The proposal, touted by the Northern Middlesex Council of Governments, calls for nine Merrimack Valley towns to enter into a regional-911 agreement, but Billerica’s rejection, combined with Westford’s decision to opt out, means only a maximum of seven municipalities are left.
The amount of remaining towns affects potential savings. If all nine communities (Billerica, Dracut, Westford, Dunstable, Lowell, Pepperell, Tyngsboro, Chelmsford and Tewksbury) had joined, Billerica would have saved $218,000 per year, according to AECOM, an engineering-consulting company that has conducted nationwide regional 911 studies.
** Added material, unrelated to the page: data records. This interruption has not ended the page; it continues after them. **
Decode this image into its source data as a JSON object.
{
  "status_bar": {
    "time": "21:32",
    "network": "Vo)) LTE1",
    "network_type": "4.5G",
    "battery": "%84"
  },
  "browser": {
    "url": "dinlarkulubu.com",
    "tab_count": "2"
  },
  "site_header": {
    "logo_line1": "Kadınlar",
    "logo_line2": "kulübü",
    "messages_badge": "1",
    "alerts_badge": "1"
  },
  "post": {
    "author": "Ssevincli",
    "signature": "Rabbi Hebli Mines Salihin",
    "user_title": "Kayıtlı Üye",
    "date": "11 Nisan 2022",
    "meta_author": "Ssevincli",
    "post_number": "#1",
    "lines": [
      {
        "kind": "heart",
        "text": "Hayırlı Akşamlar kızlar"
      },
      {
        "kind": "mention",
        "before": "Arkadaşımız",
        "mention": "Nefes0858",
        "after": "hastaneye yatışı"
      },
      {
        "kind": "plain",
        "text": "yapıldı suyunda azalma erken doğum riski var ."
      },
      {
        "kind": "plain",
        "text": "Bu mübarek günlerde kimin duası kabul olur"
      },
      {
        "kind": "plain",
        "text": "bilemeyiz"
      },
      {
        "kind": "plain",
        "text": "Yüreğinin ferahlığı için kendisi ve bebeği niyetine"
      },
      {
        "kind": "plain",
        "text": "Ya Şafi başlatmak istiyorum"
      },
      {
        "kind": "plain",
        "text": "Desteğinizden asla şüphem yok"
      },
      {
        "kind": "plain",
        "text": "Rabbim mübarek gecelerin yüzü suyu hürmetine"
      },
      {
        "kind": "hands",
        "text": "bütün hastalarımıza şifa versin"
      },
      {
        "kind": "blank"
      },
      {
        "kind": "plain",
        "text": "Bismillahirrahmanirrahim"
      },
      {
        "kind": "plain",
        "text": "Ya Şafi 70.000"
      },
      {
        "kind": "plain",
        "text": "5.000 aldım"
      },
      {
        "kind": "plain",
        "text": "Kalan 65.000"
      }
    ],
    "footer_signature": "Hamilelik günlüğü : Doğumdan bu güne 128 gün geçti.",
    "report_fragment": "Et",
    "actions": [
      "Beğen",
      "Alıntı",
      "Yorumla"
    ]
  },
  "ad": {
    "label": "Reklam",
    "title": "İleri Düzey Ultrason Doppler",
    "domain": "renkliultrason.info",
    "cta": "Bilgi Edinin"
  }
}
NMCOG Executive Director Beverly Woods said yesterday that a lot of opposition to regional 911 systems comes from a “distrust in state government.”
“They were concerned that three years from now the revenue source would go away and towns would have to fund this,” she said about Billerica’s response to the plan.
The motion to enter into the final round of regional-dispatch discussions failed, 3-1, with Selectman Andrew Deslaurier casting the sole vote in favor. Selectman Bob Accomando, who works for the town as a police dispatcher, excused himself from deliberations.
Yesterday, Deslaurier defended his vote, saying the town had little to lose by simply participating in a final round of analysis. Woods said the last round will be a governance study, meaning municipalities will discuss how to transition their existing dispatchers.
“Now we’re out and we’ll get no more reports,” Deslaurier said. “But nothing was final until we signed that bottom line.”
Towns will choose whether to sign after the governance study.
Selectmen Chairman Bob Correnti said yesterday he opposed joining the regionalization agreement because “similar state deals like the Quinn Bill and Circuit Breaker changed down the road.”
Correnti said he was afraid the state Legislature could someday vote to pull the plug on technology funding and other resources.
He also feared the lack of a backup plan, such as the one currently employed between Billerica and Wilmington. If Billerica’s fire and police-dispatch centers somehow fail during an emergency, Wilmington has the ability to provide backup.
Correnti also said Police Chief Dan Rosa, who was at the meeting, expressed concerns about response times being slowed by a regional dispatch system. But Woods said studies conducted by AECOM showed that response times in communities that have switched to regional dispatch either improved or remained the same.
Rosa could not be reached yesterday for comment.
In other news, selectmen voted unanimously to write a letter to Gov. Deval Patrick to express their collective opposition to proposed Massachusetts Bay Transit Authority budget cuts.
Under the proposal, weekday commuter-rail service would end at 10 p.m. while weekend service would be canceled. Bus services from Burlington would also be slashed.
The MBTA is facing a projected deficit of more than $130 million.